Monday, February 24, 2014

Hard Questions, Easy Answers

As teachers, we spend a lot of time trying to explain why things are the way they are or were the way they were.  Sometimes we do a pretty good job; other times, we come up short, often because WE don’t even fully understand.  Just recently, a student picked up the latest book from the I Survived series and asked me out of the blue, “What is a Nazi, anyway?  A coworker walked in my classroom as I was stumbling over an explanation and as our eyes met, we both shrugged a little, as if to say, “How do you explain something so unthinkable?

Then there are those times when the students don’t even need to ask, or they answer each other’s questions before you even have the chance, because what makes no sense to you actually does make sense to them.   As grown-ups, we can’t help but over-analyze, over-think, and over-feel every situation.   We think we should know it all, be able to fix it, and what we can’t fix upsets us, so we don’t want to think about it at all.  With kids, it’s different.  They want to break apart every situation not because they think they can fix it but because they want to understand it.  They truly believe there must be a reasonable explanation for everything.

Twice in the past few days I’ve been struck and amazed by the perspective of my fourth graders.  Two separate situations, both of which would’ve left me speechless, never even required my assistance thanks to the wisdom of these ten-year-olds.  The first happened last Friday.  We were watching a video about Ruby Bridges, the first black child to attend an all-white school in the South in the early 1960s.  Each morning, as she walked into school, she faced protestors yelling and threatening her.  My students were mesmerized, wide-eyed and disgusted at the way this child was treated.  The actress in the movie asked her mother, “When will they stop?” and no sooner were the words out of her mouth than one of my boys said, “When the Lord gets in their hearts, they will!

He looked back toward me as soon as the words were out of his mouth, wondering if he’d crossed the line, I’m sure.  I just smiled knowingly and gave a little nod of agreement, which put a big grin on his face, and he turned back to the screen.  I wasn’t the only person in the room to agree with him; a few other students nodded or murmured a “yeah.”  It was a heartening scene to me, to put it mildly; one of those moments when I knew I was exactly where God wanted me to be. 

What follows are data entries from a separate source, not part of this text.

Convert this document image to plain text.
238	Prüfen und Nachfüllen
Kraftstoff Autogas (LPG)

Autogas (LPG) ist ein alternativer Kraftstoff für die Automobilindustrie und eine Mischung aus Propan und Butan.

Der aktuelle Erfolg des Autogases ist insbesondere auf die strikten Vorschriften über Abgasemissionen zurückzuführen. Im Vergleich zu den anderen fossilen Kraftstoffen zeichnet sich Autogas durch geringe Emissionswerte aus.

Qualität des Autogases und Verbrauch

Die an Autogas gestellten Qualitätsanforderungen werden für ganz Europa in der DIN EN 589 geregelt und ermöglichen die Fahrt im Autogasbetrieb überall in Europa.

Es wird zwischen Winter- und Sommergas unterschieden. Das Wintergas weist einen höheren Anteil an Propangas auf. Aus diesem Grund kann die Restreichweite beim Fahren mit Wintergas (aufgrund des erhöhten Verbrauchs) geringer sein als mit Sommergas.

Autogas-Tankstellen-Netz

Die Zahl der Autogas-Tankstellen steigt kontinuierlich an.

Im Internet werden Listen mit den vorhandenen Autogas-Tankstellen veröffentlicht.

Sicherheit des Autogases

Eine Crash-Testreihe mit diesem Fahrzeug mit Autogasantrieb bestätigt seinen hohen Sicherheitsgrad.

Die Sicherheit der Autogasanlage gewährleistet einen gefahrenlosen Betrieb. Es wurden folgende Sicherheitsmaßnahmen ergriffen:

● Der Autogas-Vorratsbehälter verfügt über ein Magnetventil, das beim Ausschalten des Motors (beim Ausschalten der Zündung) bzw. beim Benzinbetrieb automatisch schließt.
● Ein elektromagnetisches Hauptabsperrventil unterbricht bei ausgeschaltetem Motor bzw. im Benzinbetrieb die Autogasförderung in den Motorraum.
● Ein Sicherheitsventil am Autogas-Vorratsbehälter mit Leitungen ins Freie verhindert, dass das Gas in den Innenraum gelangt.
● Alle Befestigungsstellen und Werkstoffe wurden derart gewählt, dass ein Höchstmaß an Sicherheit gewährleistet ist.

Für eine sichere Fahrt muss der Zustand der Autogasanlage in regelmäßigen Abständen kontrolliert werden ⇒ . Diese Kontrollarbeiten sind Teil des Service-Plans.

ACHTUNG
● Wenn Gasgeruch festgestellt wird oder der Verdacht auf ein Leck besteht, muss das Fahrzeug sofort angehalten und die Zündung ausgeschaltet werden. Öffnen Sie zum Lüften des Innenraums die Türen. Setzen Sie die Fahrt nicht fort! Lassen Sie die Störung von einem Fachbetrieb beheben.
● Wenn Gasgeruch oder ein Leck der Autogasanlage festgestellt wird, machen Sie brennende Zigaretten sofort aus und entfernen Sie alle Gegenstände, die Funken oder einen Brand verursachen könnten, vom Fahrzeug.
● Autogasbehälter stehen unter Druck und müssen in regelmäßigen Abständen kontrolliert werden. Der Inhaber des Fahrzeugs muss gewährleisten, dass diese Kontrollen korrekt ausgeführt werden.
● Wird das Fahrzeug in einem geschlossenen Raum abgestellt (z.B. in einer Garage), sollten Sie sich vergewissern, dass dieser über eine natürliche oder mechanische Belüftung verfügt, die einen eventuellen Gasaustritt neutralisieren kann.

It’s amazing to me how often God makes His presence known in a place where He is welcomed, privately even if not publicly.  This morning, the very next school day, our morning announcements had an addition: a moment of silence for a local middle school boy who passed away over the weekend after a long illness.  I knew my students would have questions and I answered them the best I could, again stumbling over words and ready to quickly move on to math, where I actually DO have the all the answers. 

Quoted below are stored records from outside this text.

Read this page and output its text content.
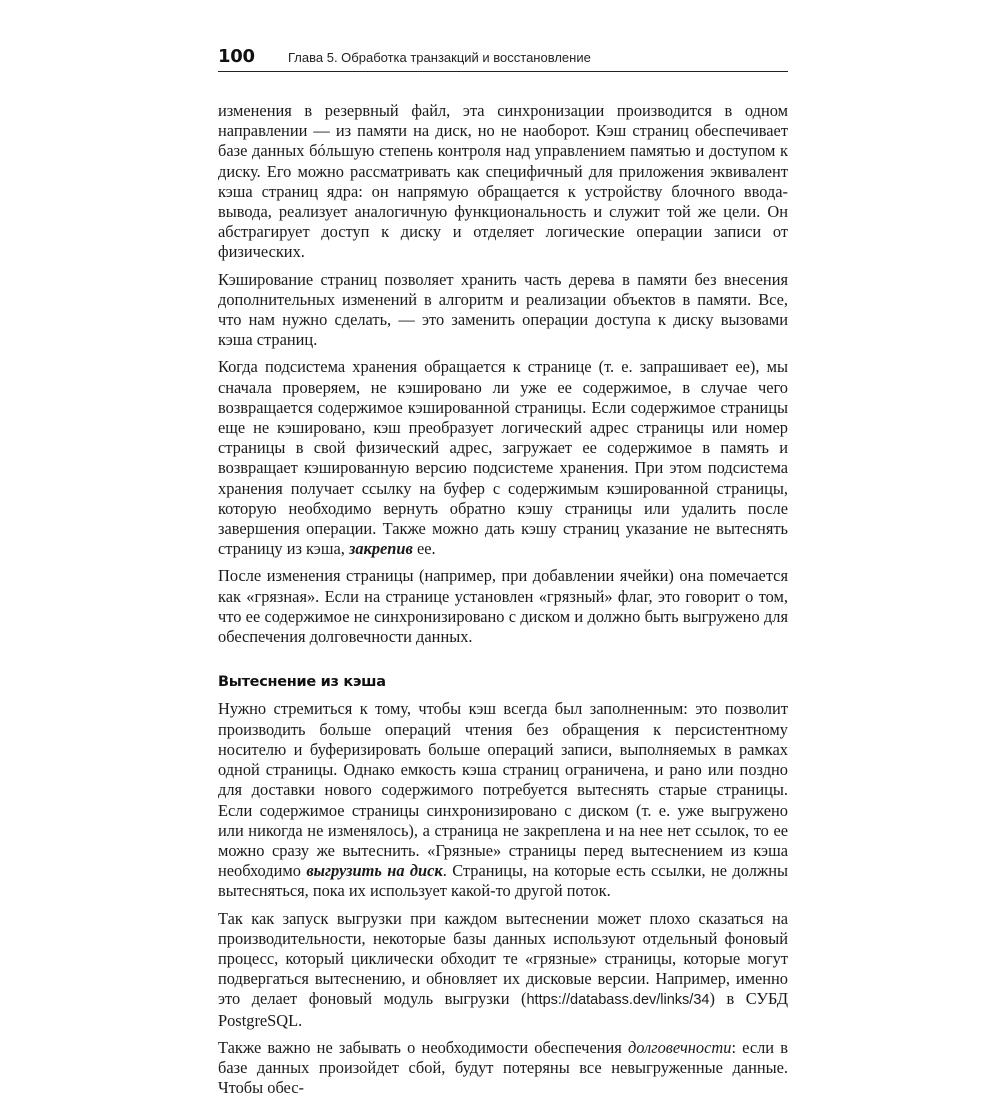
100	Глава 5. Обработка транзакций и восстановление

изменения в резервный файл, эта синхронизации производится в одном направлении — из памяти на диск, но не наоборот. Кэш страниц обеспечивает базе данных бóльшую степень контроля над управлением памятью и доступом к диску. Его можно рассматривать как специфичный для приложения эквивалент кэша страниц ядра: он напрямую обращается к устройству блочного ввода-вывода, реализует аналогичную функциональность и служит той же цели. Он абстрагирует доступ к диску и отделяет логические операции записи от физических.

Кэширование страниц позволяет хранить часть дерева в памяти без внесения дополнительных изменений в алгоритм и реализации объектов в памяти. Все, что нам нужно сделать, — это заменить операции доступа к диску вызовами кэша страниц.

Когда подсистема хранения обращается к странице (т. е. запрашивает ее), мы сначала проверяем, не кэшировано ли уже ее содержимое, в случае чего возвращается содержимое кэшированной страницы. Если содержимое страницы еще не кэшировано, кэш преобразует логический адрес страницы или номер страницы в свой физический адрес, загружает ее содержимое в память и возвращает кэшированную версию подсистеме хранения. При этом подсистема хранения получает ссылку на буфер с содержимым кэшированной страницы, которую необходимо вернуть обратно кэшу страницы или удалить после завершения операции. Также можно дать кэшу страниц указание не вытеснять страницу из кэша, закрепив ее.

После изменения страницы (например, при добавлении ячейки) она помечается как «грязная». Если на странице установлен «грязный» флаг, это говорит о том, что ее содержимое не синхронизировано с диском и должно быть выгружено для обеспечения долговечности данных.

Вытеснение из кэша

Нужно стремиться к тому, чтобы кэш всегда был заполненным: это позволит производить больше операций чтения без обращения к персистентному носителю и буферизировать больше операций записи, выполняемых в рамках одной страницы. Однако емкость кэша страниц ограничена, и рано или поздно для доставки нового содержимого потребуется вытеснять старые страницы. Если содержимое страницы синхронизировано с диском (т. е. уже выгружено или никогда не изменялось), а страница не закреплена и на нее нет ссылок, то ее можно сразу же вытеснить. «Грязные» страницы перед вытеснением из кэша необходимо выгрузить на диск. Страницы, на которые есть ссылки, не должны вытесняться, пока их использует какой-то другой поток.

Так как запуск выгрузки при каждом вытеснении может плохо сказаться на производительности, некоторые базы данных используют отдельный фоновый процесс, который циклически обходит те «грязные» страницы, которые могут подвергаться вытеснению, и обновляет их дисковые версии. Например, именно это делает фоновый модуль выгрузки (https://databass.dev/links/34) в СУБД PostgreSQL.

Также важно не забывать о необходимости обеспечения долговечности: если в базе данных произойдет сбой, будут потеряны все невыгруженные данные. Чтобы обес-
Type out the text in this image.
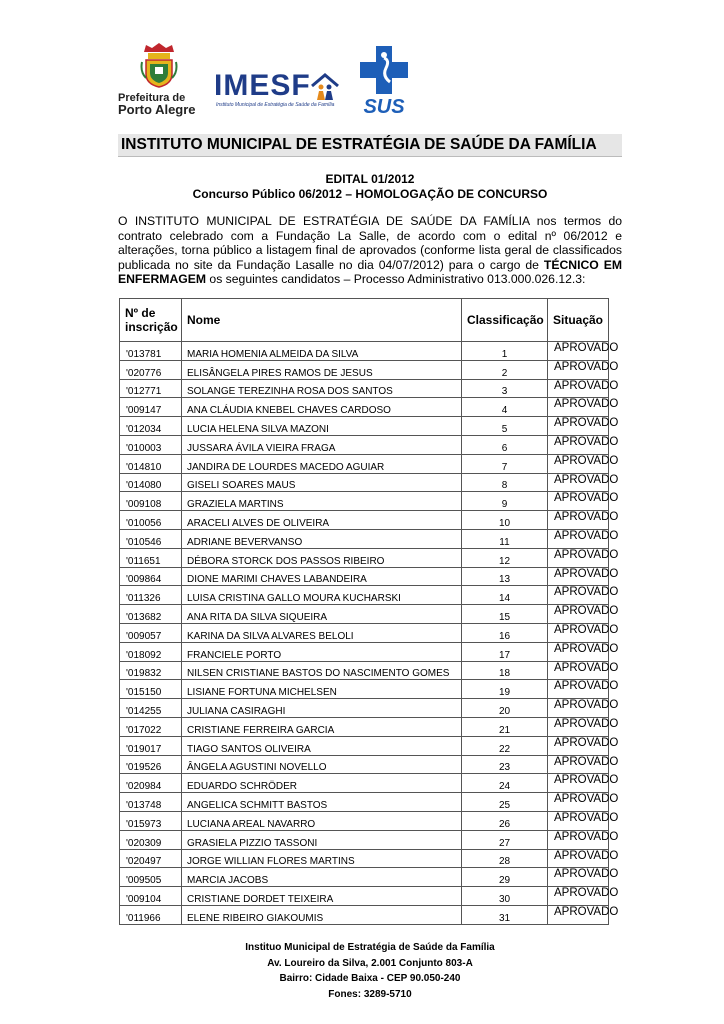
Prefeitura de
Porto Alegre
IMESF
Instituto Municipal de Estratégia de Saúde da Família SUS
INSTITUTO MUNICIPAL DE ESTRATÉGIA DE SAÚDE DA FAMÍLIA
EDITAL 01/2012
Concurso Público 06/2012 – HOMOLOGAÇÃO DE CONCURSO
O INSTITUTO MUNICIPAL DE ESTRATÉGIA DE SAÚDE DA FAMÍLIA nos termos do contrato celebrado com a Fundação La Salle, de acordo com o edital nº 06/2012 e alterações, torna público a listagem final de aprovados (conforme lista geral de classificados publicada no site da Fundação Lasalle no dia 04/07/2012) para o cargo de TÉCNICO EM ENFERMAGEM os seguintes candidatos – Processo Administrativo 013.000.026.12.3:
Nº de inscrição	Nome	Classificação	Situação
'013781	MARIA HOMENIA ALMEIDA DA SILVA	1	APROVADO
'020776	ELISÂNGELA PIRES RAMOS DE JESUS	2	APROVADO
'012771	SOLANGE TEREZINHA ROSA DOS SANTOS	3	APROVADO
'009147	ANA CLÁUDIA KNEBEL CHAVES CARDOSO	4	APROVADO
'012034	LUCIA HELENA SILVA MAZONI	5	APROVADO
'010003	JUSSARA ÁVILA VIEIRA FRAGA	6	APROVADO
'014810	JANDIRA DE LOURDES MACEDO AGUIAR	7	APROVADO
'014080	GISELI SOARES MAUS	8	APROVADO
'009108	GRAZIELA MARTINS	9	APROVADO
'010056	ARACELI ALVES DE OLIVEIRA	10	APROVADO
'010546	ADRIANE BEVERVANSO	11	APROVADO
'011651	DÉBORA STORCK DOS PASSOS RIBEIRO	12	APROVADO
'009864	DIONE MARIMI CHAVES LABANDEIRA	13	APROVADO
'011326	LUISA CRISTINA GALLO MOURA KUCHARSKI	14	APROVADO
'013682	ANA RITA DA SILVA SIQUEIRA	15	APROVADO
'009057	KARINA DA SILVA ALVARES BELOLI	16	APROVADO
'018092	FRANCIELE PORTO	17	APROVADO
'019832	NILSEN CRISTIANE BASTOS DO NASCIMENTO GOMES	18	APROVADO
'015150	LISIANE FORTUNA MICHELSEN	19	APROVADO
'014255	JULIANA CASIRAGHI	20	APROVADO
'017022	CRISTIANE FERREIRA GARCIA	21	APROVADO
'019017	TIAGO SANTOS OLIVEIRA	22	APROVADO
'019526	ÂNGELA AGUSTINI NOVELLO	23	APROVADO
'020984	EDUARDO SCHRÖDER	24	APROVADO
'013748	ANGELICA SCHMITT BASTOS	25	APROVADO
'015973	LUCIANA AREAL NAVARRO	26	APROVADO
'020309	GRASIELA PIZZIO TASSONI	27	APROVADO
'020497	JORGE WILLIAN FLORES MARTINS	28	APROVADO
'009505	MARCIA JACOBS	29	APROVADO
'009104	CRISTIANE DORDET TEIXEIRA	30	APROVADO
'011966	ELENE RIBEIRO GIAKOUMIS	31	APROVADO
Instituo Municipal de Estratégia de Saúde da Família
Av. Loureiro da Silva, 2.001 Conjunto 803-A
Bairro: Cidade Baixa - CEP 90.050-240
Fones: 3289-5710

As I turned to make the transition, one of my students who ALWAYS has one more thing to say, blurted out, “Mrs. Jones?” I impatiently said, “Yes?” still hoping to change the subject, as he stopped me dead in his tracks with his statement, “At least he’s in a better place now.  As I quietly nodded, put in my place for sure, the little girl beside him put the icing on the cake with simply two words to end his sentence: “…with Jesus.”  They both nodded, and I smiled, knowing WE were with Jesus too, in a different way, in that very moment, and pretty sure that He was smiling too.